The predictions are then made against the testing data, using the Linear Regression Model which was created with the training data. The Probability Cutoff is set at 0.5, to predict the target variable.
#Test model
#Make predictions on testing data, using trained model:
test_data$pred <- predict(lr_model, newdata = test_data, type = 'response')
head(test_data)
## ï..Pregnant Glucose BP SThickness Insulin BMI DPFunction Age HasDiabetes
## 10 8 125 96 0 0 0.0 0.232 54 1
## 11 4 110 92 0 0 37.6 0.191 30 0
## 13 10 139 80 0 0 27.1 1.441 57 0
## 16 7 100 0 0 0 30.0 0.484 32 1
## 19 1 103 30 38 83 43.3 0.183 33 0
## 20 1 115 70 30 96 34.6 0.529 32 1
## pred
## 10 0.03786354
## 11 0.21575962
## 13 0.79506666
## 16 0.35021739
## 19 0.28388895
## 20 0.21642695
ProbabilityCutoff <- 0.5
test_data$PredictedHasDiabetes <- ifelse(test_data$pred > ProbabilityCutoff, 1, 0)
# Make confusion matrix:
ConfusionMatrix <- with(test_data,table(test_data$HasDiabetes,PredictedHasDiabetes))
print(ConfusionMatrix)
## PredictedHasDiabetes
## 0 1
## 0 114 11
## 1 33 34
#Calculate accuracy:
CorrectPredictions <- ConfusionMatrix[1,1] + ConfusionMatrix[2,2]

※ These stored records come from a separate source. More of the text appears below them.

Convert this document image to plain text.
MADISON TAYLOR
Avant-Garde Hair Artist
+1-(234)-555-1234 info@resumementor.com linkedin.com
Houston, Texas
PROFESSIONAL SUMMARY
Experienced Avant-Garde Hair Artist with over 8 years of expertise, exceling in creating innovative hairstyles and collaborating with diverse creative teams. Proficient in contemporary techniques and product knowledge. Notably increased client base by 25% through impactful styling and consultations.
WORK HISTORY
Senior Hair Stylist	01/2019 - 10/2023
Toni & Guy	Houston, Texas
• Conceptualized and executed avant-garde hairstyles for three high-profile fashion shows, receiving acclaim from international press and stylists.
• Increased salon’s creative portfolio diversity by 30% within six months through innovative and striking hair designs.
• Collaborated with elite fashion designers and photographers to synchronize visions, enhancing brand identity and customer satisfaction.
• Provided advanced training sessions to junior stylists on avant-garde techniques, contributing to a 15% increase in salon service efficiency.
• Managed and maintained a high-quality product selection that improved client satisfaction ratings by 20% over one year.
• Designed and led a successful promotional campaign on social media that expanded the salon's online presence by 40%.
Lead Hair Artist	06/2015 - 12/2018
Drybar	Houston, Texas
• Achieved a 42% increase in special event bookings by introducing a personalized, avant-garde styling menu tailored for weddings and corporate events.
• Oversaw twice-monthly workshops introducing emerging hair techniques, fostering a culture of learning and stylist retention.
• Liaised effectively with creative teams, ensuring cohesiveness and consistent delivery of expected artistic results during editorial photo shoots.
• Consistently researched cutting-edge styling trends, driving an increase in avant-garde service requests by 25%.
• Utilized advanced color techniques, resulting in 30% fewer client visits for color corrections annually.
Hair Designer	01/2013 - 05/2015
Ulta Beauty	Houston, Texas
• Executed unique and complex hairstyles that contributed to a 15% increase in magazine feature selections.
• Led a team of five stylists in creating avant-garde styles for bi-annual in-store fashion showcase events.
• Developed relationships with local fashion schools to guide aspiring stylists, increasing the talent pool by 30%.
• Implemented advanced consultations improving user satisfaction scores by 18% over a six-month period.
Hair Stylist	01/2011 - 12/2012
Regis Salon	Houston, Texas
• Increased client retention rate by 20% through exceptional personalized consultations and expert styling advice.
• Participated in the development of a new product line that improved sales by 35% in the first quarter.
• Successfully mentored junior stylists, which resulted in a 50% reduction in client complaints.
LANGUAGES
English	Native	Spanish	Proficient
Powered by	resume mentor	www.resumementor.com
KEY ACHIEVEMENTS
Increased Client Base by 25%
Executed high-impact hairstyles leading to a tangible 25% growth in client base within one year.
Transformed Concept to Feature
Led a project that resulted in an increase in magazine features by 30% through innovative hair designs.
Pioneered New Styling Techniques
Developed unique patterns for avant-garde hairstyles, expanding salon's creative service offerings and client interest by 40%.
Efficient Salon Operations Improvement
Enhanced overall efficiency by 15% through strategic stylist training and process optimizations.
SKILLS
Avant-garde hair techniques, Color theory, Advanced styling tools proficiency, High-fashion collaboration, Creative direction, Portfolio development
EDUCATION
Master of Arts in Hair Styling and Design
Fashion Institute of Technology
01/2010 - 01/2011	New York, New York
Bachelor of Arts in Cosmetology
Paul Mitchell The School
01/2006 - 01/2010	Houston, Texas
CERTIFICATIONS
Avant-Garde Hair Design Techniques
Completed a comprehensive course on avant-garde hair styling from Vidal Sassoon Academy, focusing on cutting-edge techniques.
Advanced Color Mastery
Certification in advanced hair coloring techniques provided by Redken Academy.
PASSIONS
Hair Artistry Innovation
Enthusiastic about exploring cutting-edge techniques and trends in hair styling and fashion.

TotalPatients <- nrow(test_data)
Accuracy <- CorrectPredictions/TotalPatients
AccuracyPercentage <- round((Accuracy*100), digits = 2)
print(paste("Accuracy of the Model =",AccuracyPercentage,"%"))
## [1] "Accuracy of the Model = 77.08 %"
The Logistic regression model (classification) performed exceptionally well and showed 87.06% accuracy, which is calculated by generating the Confusion Matrix between the Actual and Predicted HasDiabetes attribute.